WYLS
- York, Alabama; United States;
- Broadcast area: Livingston, Alabama
- Frequency: 670 kHz
- Branding: Rejoice WYLS

Programming
- Format: Black gospel

Ownership
- Owner: Sarah Grant and William Grant; (Grantell Broadcasting, LLC);
- Sister stations: WSLY

History
- First air date: November 1970
- Last air date: February 15, 2025
- Former call signs: WYLS (1970–2025); WSLY (2025);
- Former frequencies: 1350 kHz (1970–1988)
- Call sign meaning: York, Livingston, Sumter

Technical information
- Licensing authority: FCC
- Facility ID: 24819
- Class: D
- Power: 4,800 watts (day only)
- Transmitter coordinates: 32°31′24.5″N 88°15′28.1″W﻿ / ﻿32.523472°N 88.257806°W
- Translator: 102.3 W272EL (York)

Links
- Public license information: Public file; LMS;
- Webcast: Listen live
- Website: Official website

= WYLS (AM) =

Radio station in York, Alabama

WYLS (670 AM, "Rejoice 670") was a radio station licensed to serve York, Alabama, United States. The station, which operated from 1970 to 2025, was owned by Sarah and William Grant, through licensee Grantell Broadcasting, LLC. WYLS was a Class D station broadcasting on the clear-channel frequency of 670 kHz. WYLS broadcast a black gospel music format. Its license was canceled in 2025 as WSLY.

==History==
This station began licensed operation on 1350 kHz with 5,000 watts of power in November 1970. Owned by William P. Grant d/b/a Grantell Broadcasting Company, the new station was assigned the WYLS call letters by the Federal Communications Commission.
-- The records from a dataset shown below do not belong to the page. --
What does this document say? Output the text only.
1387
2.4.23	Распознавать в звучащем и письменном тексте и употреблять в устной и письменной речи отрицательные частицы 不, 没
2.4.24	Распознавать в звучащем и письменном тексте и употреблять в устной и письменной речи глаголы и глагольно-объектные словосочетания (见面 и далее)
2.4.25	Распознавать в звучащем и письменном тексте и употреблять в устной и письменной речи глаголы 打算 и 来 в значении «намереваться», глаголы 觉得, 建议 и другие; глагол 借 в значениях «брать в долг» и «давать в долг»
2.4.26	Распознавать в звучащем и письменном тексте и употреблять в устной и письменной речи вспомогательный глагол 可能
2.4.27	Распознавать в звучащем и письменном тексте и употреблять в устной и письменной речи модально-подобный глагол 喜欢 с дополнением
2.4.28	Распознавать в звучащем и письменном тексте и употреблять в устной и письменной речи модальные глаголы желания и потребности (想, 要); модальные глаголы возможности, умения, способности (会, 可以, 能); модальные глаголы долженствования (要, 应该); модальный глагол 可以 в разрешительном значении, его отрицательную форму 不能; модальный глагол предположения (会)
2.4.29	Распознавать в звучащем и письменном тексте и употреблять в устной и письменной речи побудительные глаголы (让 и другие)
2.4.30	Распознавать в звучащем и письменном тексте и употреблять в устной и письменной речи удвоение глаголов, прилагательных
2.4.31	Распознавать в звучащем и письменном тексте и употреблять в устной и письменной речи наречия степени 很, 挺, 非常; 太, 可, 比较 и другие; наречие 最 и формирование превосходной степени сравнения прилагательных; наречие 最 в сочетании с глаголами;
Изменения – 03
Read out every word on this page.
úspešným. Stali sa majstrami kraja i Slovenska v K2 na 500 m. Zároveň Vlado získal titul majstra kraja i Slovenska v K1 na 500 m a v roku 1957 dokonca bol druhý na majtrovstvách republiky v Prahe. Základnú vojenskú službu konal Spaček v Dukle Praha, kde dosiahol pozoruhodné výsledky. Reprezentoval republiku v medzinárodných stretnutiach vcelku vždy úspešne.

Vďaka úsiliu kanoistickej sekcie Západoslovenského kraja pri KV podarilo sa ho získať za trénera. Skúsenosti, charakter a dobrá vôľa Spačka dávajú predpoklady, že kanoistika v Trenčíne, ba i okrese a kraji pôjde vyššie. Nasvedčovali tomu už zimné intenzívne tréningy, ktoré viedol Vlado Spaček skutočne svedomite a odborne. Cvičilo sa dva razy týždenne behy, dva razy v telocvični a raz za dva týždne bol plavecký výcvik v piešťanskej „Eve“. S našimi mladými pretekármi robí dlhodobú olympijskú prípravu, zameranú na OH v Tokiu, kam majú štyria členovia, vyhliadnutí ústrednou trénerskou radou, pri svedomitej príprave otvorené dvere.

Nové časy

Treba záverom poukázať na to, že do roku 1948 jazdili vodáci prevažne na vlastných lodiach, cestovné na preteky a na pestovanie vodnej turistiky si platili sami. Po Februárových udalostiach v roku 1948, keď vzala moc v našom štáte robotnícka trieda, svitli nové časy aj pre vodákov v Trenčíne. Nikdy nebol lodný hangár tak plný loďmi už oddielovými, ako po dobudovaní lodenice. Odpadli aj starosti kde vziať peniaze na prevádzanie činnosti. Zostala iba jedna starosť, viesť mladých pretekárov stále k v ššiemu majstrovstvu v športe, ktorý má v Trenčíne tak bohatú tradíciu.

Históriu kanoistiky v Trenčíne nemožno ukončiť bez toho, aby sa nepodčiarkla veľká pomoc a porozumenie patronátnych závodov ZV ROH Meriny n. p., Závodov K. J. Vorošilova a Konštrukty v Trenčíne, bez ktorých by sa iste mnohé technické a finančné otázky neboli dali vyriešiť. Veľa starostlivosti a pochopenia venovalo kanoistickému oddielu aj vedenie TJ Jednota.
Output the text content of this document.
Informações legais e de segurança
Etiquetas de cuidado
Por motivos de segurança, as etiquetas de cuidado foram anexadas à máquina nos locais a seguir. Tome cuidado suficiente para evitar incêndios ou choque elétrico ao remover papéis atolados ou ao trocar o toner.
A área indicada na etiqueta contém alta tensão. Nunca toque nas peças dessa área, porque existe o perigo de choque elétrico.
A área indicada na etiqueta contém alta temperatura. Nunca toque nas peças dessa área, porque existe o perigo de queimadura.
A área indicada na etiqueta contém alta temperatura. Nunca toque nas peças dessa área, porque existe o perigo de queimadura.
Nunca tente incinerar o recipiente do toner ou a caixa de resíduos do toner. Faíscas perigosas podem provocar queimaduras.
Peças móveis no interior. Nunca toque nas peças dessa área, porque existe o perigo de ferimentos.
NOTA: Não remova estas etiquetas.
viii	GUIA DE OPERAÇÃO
WYLS made national headlines when the Associated Press reported that the station's soft drink machine still dispensed bottles of soda for just a nickel. The article made humorous reference to the commodity price ceilings and wage controls in the United States imposed by President Richard Nixon from 1971 to late 1973.

In July 1987, the station applied for a construction permit that would allow a change in broadcast frequency to 670 kHz. The permit was granted on October 20, 1987, and the station began licensed operation on the new frequency on January 28, 1988.

In 2003, William P. Grant died and, per the terms of his will, control of the station and the broadcast license passed to his wife, current owner Sarah P. Grant.

On February 15, 2025, severe weather in York caused the WYLS tower to collapse. The station continued to stream online. The call sign was changed to WSLY on April 22, 2025, in a swap with its FM sister station. The license was cancelled on September 18, 2025.